I wasn’t going to dignify this article or this one with a comment, but since a local Afrikaans newspaper has also picked up and headlined the story, I’ve decided to weigh in on the debate with my two cents.

These aren’t the first articles of their kind, and since the press has a long history of writing blatantly incorrect, sensationalist stories about romance novels (such as this laughable cheap pot shot) it’s unlikely to be the last.

The debate will continue to rage for years to come, I’m sure, on whether watching violent films makes viewers turn violent, or reading romance turns people … well, romantic. (I notice crime novels don’t get blamed for sending people into lives of crime, but that’s another story!)

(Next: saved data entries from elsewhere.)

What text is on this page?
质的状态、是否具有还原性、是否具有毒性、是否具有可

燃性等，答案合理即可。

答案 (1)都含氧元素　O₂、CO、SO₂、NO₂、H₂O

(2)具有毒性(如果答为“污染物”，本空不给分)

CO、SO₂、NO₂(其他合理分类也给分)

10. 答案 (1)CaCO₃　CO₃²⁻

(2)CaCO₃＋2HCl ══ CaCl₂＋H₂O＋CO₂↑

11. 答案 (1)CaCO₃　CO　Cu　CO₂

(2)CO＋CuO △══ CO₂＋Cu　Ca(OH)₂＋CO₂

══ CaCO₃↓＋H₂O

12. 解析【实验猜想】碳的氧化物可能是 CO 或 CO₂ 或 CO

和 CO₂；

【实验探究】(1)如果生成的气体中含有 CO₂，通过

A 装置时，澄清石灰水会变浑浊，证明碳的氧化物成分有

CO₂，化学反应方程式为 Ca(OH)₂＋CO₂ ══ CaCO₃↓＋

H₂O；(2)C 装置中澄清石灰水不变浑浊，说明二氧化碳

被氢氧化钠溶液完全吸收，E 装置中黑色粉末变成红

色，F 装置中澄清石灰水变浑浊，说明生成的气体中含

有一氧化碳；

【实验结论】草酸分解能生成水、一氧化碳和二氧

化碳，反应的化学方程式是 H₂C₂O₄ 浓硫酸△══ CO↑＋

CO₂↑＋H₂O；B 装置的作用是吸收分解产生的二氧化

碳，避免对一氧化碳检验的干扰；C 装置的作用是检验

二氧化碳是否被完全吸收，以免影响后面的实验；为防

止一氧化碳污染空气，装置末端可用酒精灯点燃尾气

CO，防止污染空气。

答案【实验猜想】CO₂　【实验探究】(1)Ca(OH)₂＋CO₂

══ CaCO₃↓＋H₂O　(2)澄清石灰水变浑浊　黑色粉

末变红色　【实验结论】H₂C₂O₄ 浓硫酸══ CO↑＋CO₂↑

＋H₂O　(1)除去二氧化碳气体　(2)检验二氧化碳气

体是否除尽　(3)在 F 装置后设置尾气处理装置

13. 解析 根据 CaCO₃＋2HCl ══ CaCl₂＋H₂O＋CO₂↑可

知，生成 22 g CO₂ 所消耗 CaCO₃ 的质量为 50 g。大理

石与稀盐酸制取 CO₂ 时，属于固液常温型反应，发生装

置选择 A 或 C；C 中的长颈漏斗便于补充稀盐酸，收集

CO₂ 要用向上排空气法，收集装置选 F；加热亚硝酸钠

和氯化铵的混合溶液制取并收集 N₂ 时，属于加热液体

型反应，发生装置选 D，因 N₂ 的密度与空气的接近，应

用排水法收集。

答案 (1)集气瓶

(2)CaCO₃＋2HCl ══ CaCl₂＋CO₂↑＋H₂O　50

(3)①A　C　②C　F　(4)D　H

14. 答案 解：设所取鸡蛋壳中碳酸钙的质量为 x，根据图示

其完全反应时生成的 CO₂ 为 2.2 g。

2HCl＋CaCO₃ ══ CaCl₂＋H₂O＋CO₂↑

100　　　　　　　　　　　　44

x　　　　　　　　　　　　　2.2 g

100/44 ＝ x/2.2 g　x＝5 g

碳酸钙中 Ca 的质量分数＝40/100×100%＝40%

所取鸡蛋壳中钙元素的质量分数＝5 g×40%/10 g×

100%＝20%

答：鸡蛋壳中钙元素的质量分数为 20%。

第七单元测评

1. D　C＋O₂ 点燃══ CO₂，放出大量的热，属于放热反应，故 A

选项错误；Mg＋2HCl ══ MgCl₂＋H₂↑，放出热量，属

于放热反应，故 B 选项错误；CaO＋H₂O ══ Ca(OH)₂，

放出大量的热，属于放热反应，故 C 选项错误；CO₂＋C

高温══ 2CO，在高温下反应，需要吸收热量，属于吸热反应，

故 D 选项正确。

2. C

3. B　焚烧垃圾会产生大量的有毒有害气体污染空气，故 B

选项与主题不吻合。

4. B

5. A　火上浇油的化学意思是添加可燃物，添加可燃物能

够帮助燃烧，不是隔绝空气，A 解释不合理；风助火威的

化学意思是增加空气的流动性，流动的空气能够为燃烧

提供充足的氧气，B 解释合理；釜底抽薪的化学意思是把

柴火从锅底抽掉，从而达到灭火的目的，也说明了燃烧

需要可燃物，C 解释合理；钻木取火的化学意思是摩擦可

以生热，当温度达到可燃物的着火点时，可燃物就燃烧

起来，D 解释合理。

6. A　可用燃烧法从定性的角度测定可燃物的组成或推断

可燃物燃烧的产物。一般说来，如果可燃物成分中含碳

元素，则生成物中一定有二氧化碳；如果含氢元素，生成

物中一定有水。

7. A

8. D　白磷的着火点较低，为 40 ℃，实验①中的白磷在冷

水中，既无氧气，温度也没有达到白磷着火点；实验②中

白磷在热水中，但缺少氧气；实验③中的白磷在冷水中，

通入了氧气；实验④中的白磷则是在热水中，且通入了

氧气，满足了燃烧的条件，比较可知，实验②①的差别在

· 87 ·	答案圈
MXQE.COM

But it’s not this issue that has me up on my soap box today, but rather the underlying issue as I see it: that in our contemporary, supposedly enlightened, society, women who expect their real life heroes to aspire to some sort of ideal are ‘irrational’ or ‘dangerously unbalanced’.

It has become the norm in society for people not to take responsibility for their own actions. So we blame romance novels for the breakdown of marriages instead of admitting we might have failed. We blame unrealistic expectations for the fact that women value themselves highly enough to want to be treated well. I somehow doubt that it’s the romance readers themselves saying their marriages broke apart because of what they read. More likely the disgruntled husband who doesn’t want to admit that his wife left him because he’s a drunken layabout.

I strongly believe that women should have high expectations of their husbands, just as men should have high expectations of their wives.

Marriage should be the place where we bring out the best in ourselves, not the worst. Our marriage partner should be the one person in the world we treat better than everyone else, not worse. And romance novels can teach us this. They set the benchmark of what we should aspire to, not a physical ideal (after all, those cover models often don’t truly represent the characters inside the books!) but rather the values of a love so deep and enduring that it is worth striving for.

I will continue to proudly read, and write, romantic fiction, because I believe in a world in which women are taught to value themselves enough that they do not settle for less than they deserve. And for a world in which women who do so are not ‘unrealistic’ but rather the vast majority. I can guarantee it’ll be a much happier world, and one filled with love and romance. Can you think of anything better?

Incidentally, if you’re wondering what a romance writer really does look like, check out this brilliant response by Julie Cohen.

And thanks to Lorraine Minx for pointing me to this interesting rebuttal.